Republican lawmakers said the bill aims to help small banks and credit unions to be able to make more loans to families.
“The Main Street banks and credit unions that people depend on, they’ve been suffering,” said Rep. Jeb Hensarling, a Texas Republican who runs the House Financial Services Committee. “They’ve been suffering for years under the weight, the load, the volume, the complexity, the cost of heavy Washington bureaucratic red tape. They haven’t been able to serve these people to get them into homes and get them into cars.”
But the bill could also allow large financial firms like American Express and SunTrust to avoid tougher rules of the road, like setting aside a thicker capital cushion to help survive another financial crisis.
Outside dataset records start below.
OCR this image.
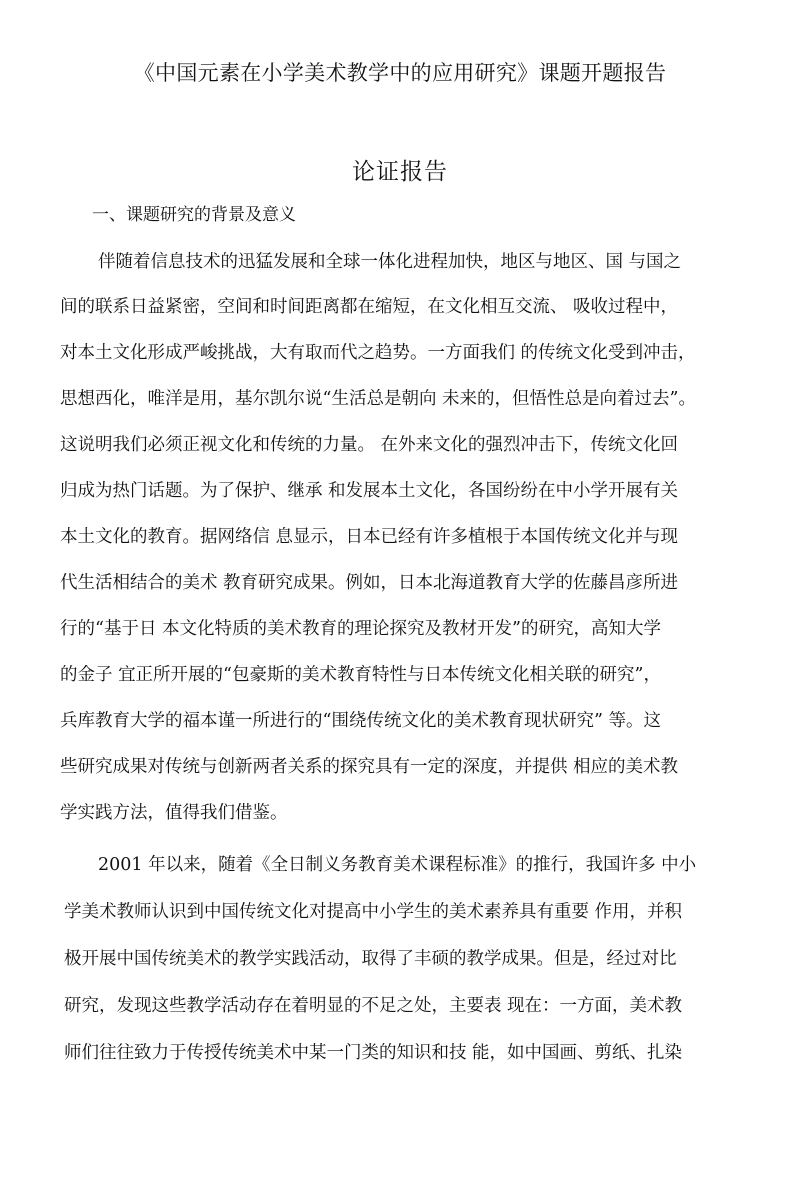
《中国元素在小学美术教学中的应用研究》课题开题报告
论证报告
一、课题研究的背景及意义
伴随着信息技术的迅猛发展和全球一体化进程加快，地区与地区、国 与国之
间的联系日益紧密，空间和时间距离都在缩短，在文化相互交流、 吸收过程中，
对本土文化形成严峻挑战，大有取而代之趋势。一方面我们 的传统文化受到冲击，
思想西化，唯洋是用，基尔凯尔说“生活总是朝向 未来的，但悟性总是向着过去”。
这说明我们必须正视文化和传统的力量。 在外来文化的强烈冲击下，传统文化回
归成为热门话题。为了保护、继承 和发展本土文化，各国纷纷在中小学开展有关
本土文化的教育。据网络信 息显示，日本已经有许多植根于本国传统文化并与现
代生活相结合的美术 教育研究成果。例如，日本北海道教育大学的佐藤昌彦所进
行的“基于日 本文化特质的美术教育的理论探究及教材开发”的研究，高知大学
的金子 宜正所开展的“包豪斯的美术教育特性与日本传统文化相关联的研究”，
兵库教育大学的福本谨一所进行的“围绕传统文化的美术教育现状研究” 等。这
些研究成果对传统与创新两者关系的探究具有一定的深度，并提供 相应的美术教
学实践方法，值得我们借鉴。
2001 年以来，随着《全日制义务教育美术课程标准》的推行，我国许多 中小
学美术教师认识到中国传统文化对提高中小学生的美术素养具有重要 作用，并积
极开展中国传统美术的教学实践活动，取得了丰硕的教学成果。但是，经过对比
研究，发现这些教学活动存在着明显的不足之处，主要表 现在：一方面，美术教
师们往往致力于传授传统美术中某一门类的知识和技 能，如中国画、剪纸、扎染
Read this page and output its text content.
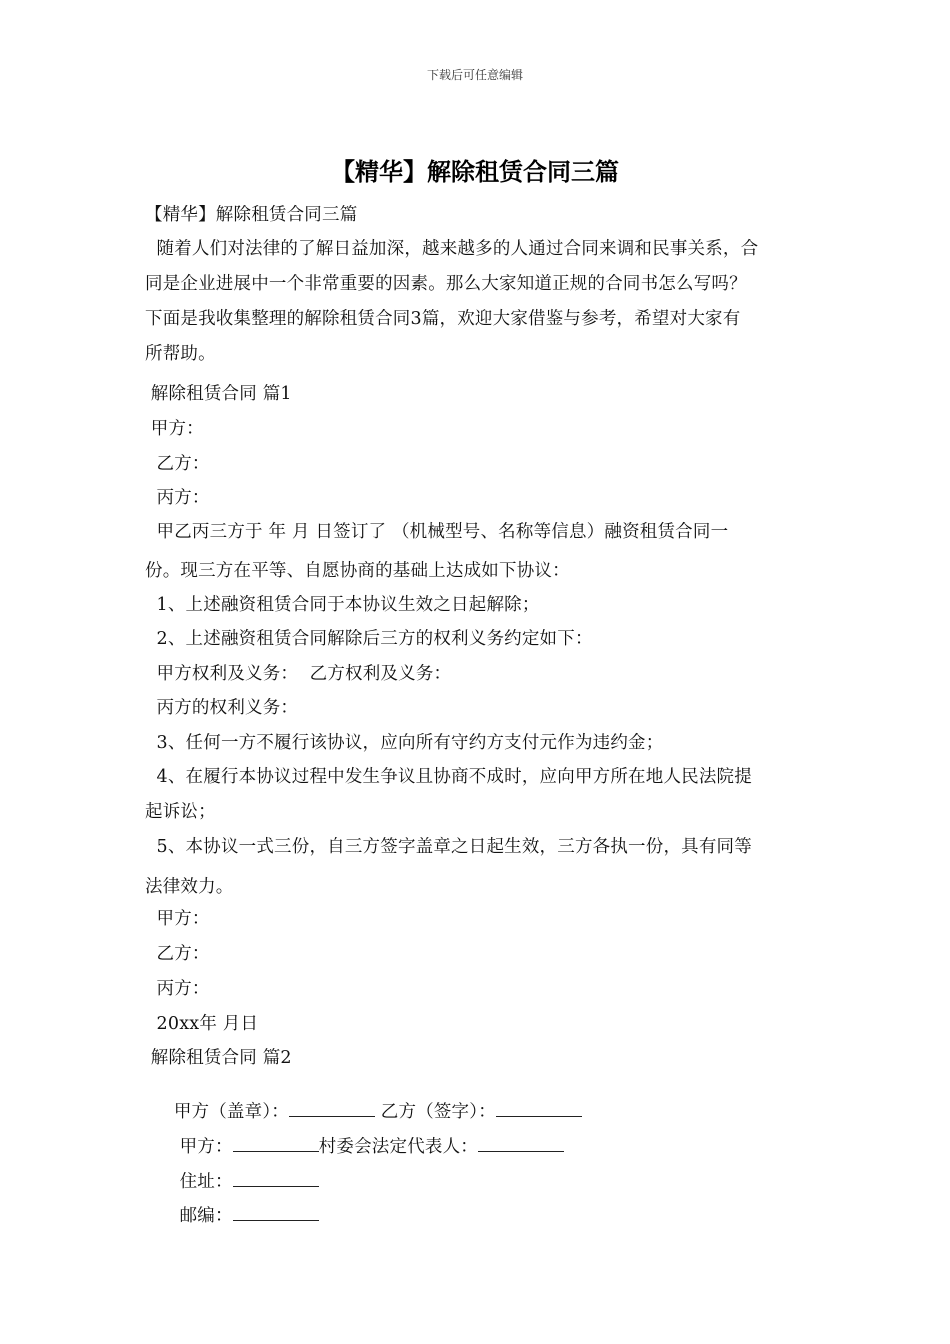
下载后可任意编辑
【精华】解除租赁合同三篇
【精华】解除租赁合同三篇
随着人们对法律的了解日益加深，越来越多的人通过合同来调和民事关系，合
同是企业进展中一个非常重要的因素。那么大家知道正规的合同书怎么写吗？
下面是我收集整理的解除租赁合同3篇，欢迎大家借鉴与参考，希望对大家有
所帮助。
解除租赁合同 篇1
甲方：
乙方：
丙方：
甲乙丙三方于 年 月 日签订了 （机械型号、名称等信息）融资租赁合同一
份。现三方在平等、自愿协商的基础上达成如下协议：
1、上述融资租赁合同于本协议生效之日起解除；
2、上述融资租赁合同解除后三方的权利义务约定如下：
甲方权利及义务：  乙方权利及义务：
丙方的权利义务：
3、任何一方不履行该协议，应向所有守约方支付元作为违约金；
4、在履行本协议过程中发生争议且协商不成时，应向甲方所在地人民法院提
起诉讼；
5、本协议一式三份，自三方签字盖章之日起生效，三方各执一份，具有同等
法律效力。
甲方：
乙方：
丙方：
20xx年 月日
解除租赁合同 篇2

甲方（盖章）：	乙方（签字）：

甲方：	村委会法定代表人：

住址：

邮编：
The bill allows federal regulators some leeway in deciding which of the bigger banks would be subject to easier rules.
Bigger banks like JPMorgan Chase, Bank of America and Wells Fargo would continue to abide by tougher rules.
Several Democrats warned that the bill goes too far by helping very large mid-range banks, several of which also failed during the financial crisis.
“Some of my colleagues may have forgotten about the bad, bad crash from 2008, but I sure haven’t,” said Rep. Keith Ellison a Democrat from Minnesota who is also on the Financial Services Committee. “Two point six trillion — with a T —vanished from people’s retirement accounts. Think about that for the moment. Why on earth would we go back there?”
Under the original Dodd-Frank regulatory rules, banks with as little as $50 billion in assets had to follow these tougher financial rules.
The bill also includes a host of other changes ranging form easing some home mortgage rules to weakening reporting requirements that protect against racial discrimination in lending.
The bill is part of a larger deregulation wave underway in Washington. Republicans controlling the White House and Congress have been openly vowing to cut rules and red tape wherever they can.
In order to get the bill passed though, some Democrats in the Senate had to be willing to cross the aisle and vote for the new bill. And given that, the changes, aren’t as dramatic as they could have been. That’s according to the man who’s name is on the Dodd-Frank law. Former Rep. Barney Frank says the new bill will leave the most important provisions of Dodd-Frank intact.
“I would vote against it if I was there,” the former Democratic House Financial Services Chairman tells NPR. But he adds, “I understand why other people are voting for it.”
After Dodd-Frank passed, Frank said he heard arguments from smaller banks that the law placed some undue burdens on them. And one of the major goals of this new bill is to fix that. Basically, the argument is these banks are not the giant, too-big-to fail kind, so they don’t need as many stress tests and related rules.
Frank said he supports the provision in the bill to exempt banks with less than $10 billion in assets from a rule that bars banks from making some kinds of risky, speculative investments. He says the small banks weren’t really doing much of that anyway, but they ended up having to spend too much time and money proving they were in compliance.
Frank says he also would be OK with raising the bar for how big a bank has to be before it has to comply with a series of more strict systemic-risk-related regulations. Under Dodd-Frank, banks with $50 billion or more in assets are in that category and fall under the jurisdiction of the Financial Stability Oversight Council. Frank says he would support raising that cap to $100 billion, but Republicans pushed for the much higher $250 billion threshold.
Frank said raising the threshold to $250 billion goes too far, because if two or three banks in that category fail that would pose systemic risk problems.